Since Source and Destination is * in the rules, shouldnt things just get passed? You referred to just pass the traffic i need to pass, could you please be kind and give me an example of the rule and where does it need to go in order for public to reach the webserver through 1 one of the public IP? -
Well you can't 1:1 NAT 99.99.99.0/24 to 99.99.99.0/24 nor is there any reason to.
What, exactly, are you looking to do?
If 99.99.99.0/24 is on the interface at site #1 (which would be completely stupid - nobody sane would put a /24 on a WAN interface) then you have to NAT it to something else.
If it is routed to the WAN at Site #1 then just make it (or a subnet of it) a remote network across the OpenVPN and you don't have to NAT at all.
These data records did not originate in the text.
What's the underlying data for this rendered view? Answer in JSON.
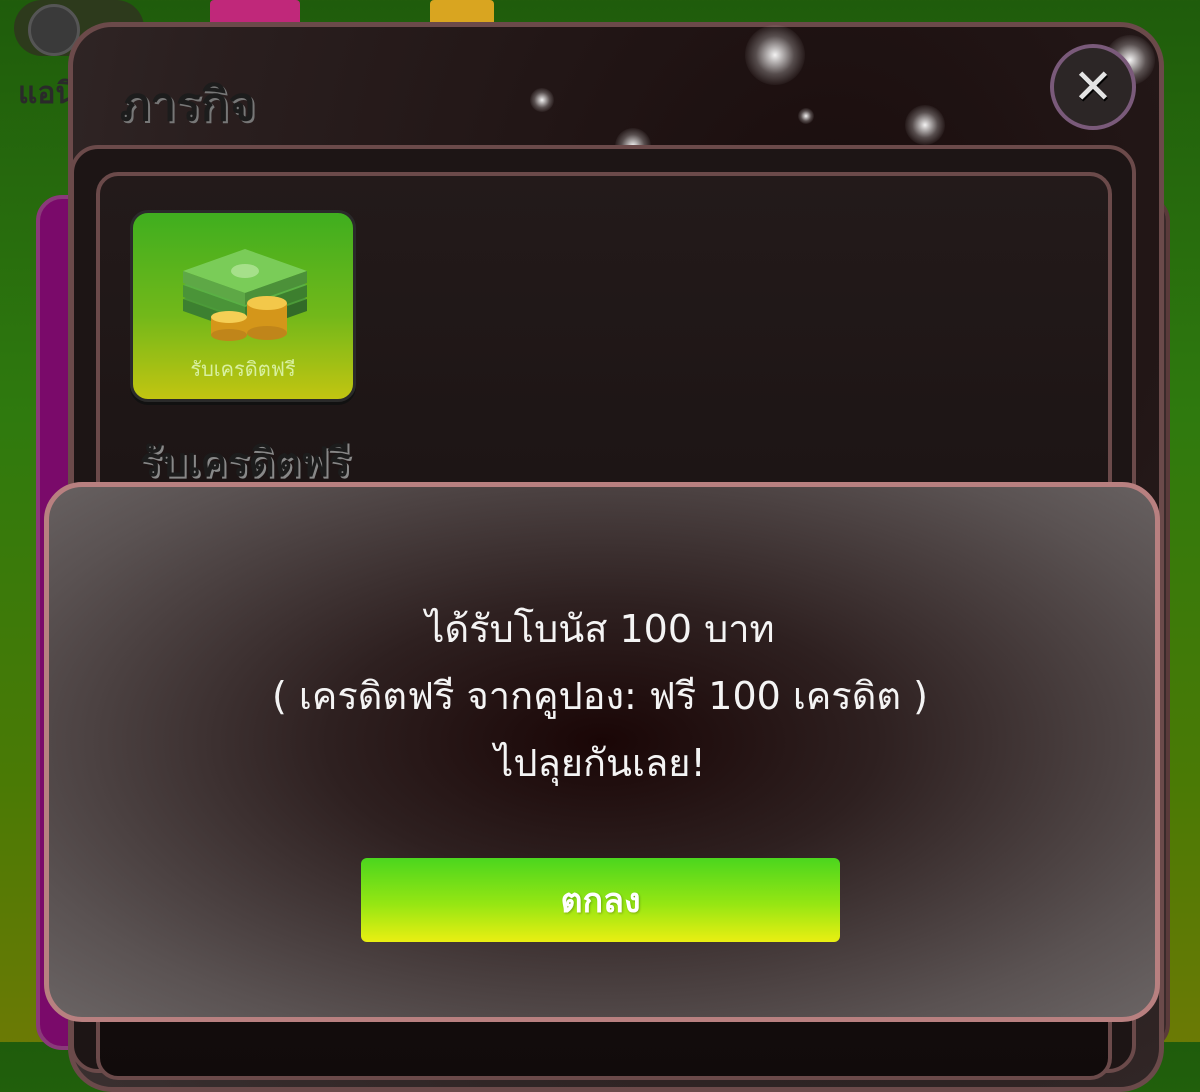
{
  "background": {
    "toggle_label": "แอนิ"
  },
  "panel": {
    "title": "ภารกิจ",
    "close_icon": "close-icon"
  },
  "reward": {
    "card_label": "รับเครดิตฟรี",
    "title": "รับเครดิตฟรี",
    "icon": "money-stack-coins-icon"
  },
  "dialog": {
    "line1": "ได้รับโบนัส 100 บาท",
    "line2": "( เครดิตฟรี จากคูปอง: ฟรี 100 เครดิต )",
    "line3": "ไปลุยกันเลย!",
    "confirm_label": "ตกลง"
  },
  "colors": {
    "confirm_button_top": "#4bd61e",
    "confirm_button_bottom": "#eaef12",
    "dialog_border": "#b88080",
    "panel_border": "#6b4a4a"
  }
}
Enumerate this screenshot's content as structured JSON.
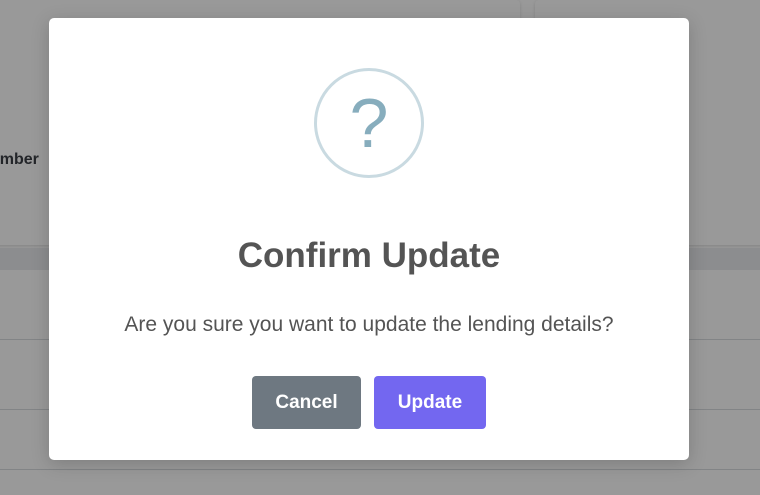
{
  "background": {
    "field_label": "umber"
  },
  "dialog": {
    "icon": "question-icon",
    "icon_glyph": "?",
    "title": "Confirm Update",
    "message": "Are you sure you want to update the lending details?",
    "cancel_label": "Cancel",
    "confirm_label": "Update"
  },
  "colors": {
    "confirm_button": "#7367f0",
    "cancel_button": "#6e7881",
    "icon_border": "#c9dae1",
    "icon_glyph": "#87adbd",
    "overlay": "rgba(0,0,0,0.40)"
  }
}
It really depends on what you actually have and what you want to do with it.
-
At location #1 I have a Static 88.88.88.00/28 and Static IPv4 99.99.99.00/24 from ISP. pfsense WAN interface runs on 88.88.88.01/28. 99.99.99.00/24 is being routed to us via an VirtualIP interconnect 88.88.88.04/28.
Location #2 has dynamic IP from ISP. I have few web servers in location #2 with IP:
99.99.99.01/24 = abc.com
99.99.99.02/24 = xyz.com
99.99.99.03/24 = 123.comUsers need to reach abc.com/xyz.com/123.com over internet using their browser. Instead of the web servers being in location#1, they all are in location #2. Right now when somebody tries to reach abc.com or any domains, it times out or gets page not found error.
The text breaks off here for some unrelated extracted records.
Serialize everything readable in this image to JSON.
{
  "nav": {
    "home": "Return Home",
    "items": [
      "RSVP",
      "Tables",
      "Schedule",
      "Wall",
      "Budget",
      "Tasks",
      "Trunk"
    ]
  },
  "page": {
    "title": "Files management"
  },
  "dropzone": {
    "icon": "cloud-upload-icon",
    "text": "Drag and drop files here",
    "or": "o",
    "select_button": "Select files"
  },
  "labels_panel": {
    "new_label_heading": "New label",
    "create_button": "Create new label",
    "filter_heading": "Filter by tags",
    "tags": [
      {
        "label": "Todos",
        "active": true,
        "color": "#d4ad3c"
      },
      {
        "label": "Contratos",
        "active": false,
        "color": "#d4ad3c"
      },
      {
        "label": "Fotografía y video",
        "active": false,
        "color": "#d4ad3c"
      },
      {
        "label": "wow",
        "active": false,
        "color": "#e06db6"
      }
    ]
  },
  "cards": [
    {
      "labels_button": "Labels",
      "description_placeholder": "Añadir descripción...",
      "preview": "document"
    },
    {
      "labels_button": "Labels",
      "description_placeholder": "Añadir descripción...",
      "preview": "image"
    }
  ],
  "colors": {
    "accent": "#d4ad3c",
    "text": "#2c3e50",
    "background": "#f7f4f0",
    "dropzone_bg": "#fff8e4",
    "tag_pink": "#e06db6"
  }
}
I do apologize for all these clarifications and taking so much time!
-
If it is routed to the WAN at Site #1 then just make it (or a subnet of it) a remote network across the OpenVPN and you don't have to NAT at all.
It really depends on what you actually have and what you want to do with it.
I just reread your post. Yes you are very correct, the 99.99.99.00/24 is being routed to WAN at Site #1.
then just make it (or a subnet of it) a remote network across the OpenVPN and you don't have to NAT at all.
I do not know how to 'just make a remote network across the OpenVPN mean'. I have a feeling this is where i am stuck.
-
Are the web servers at location #2 actually listening on the 99.99.99.X addresses on their interfaces or do they have some other local interface addresses they are listening on?
Focus on just one. The rest will just be duplication of that.
-
Are the web servers at location #2 actually listening on the 99.99.99.X addresses on their interfaces or do they have some other local interface addresses they are listening on?
Focus on just one. The rest will just be duplication of that.
There is an interface in location #2 pfsense with 99.99.99.254/24. Gateways for the web servers are pointed to that.
-
So just add 99.99.99.0/24 as a remote network on the OpenVPN at site 1.
See also all the stuff above about reply-to and assigned interfaces at site 2.
Pass the traffic on site 1 WAN that you want to pass such as tcp source any dest 99.99.99.1 ports 80 and 443
Make sure that traffic DOES NOT MATCH on the OpenVPN tab at site 2. It has to NOT MATCH there and match on the assigned interface tab.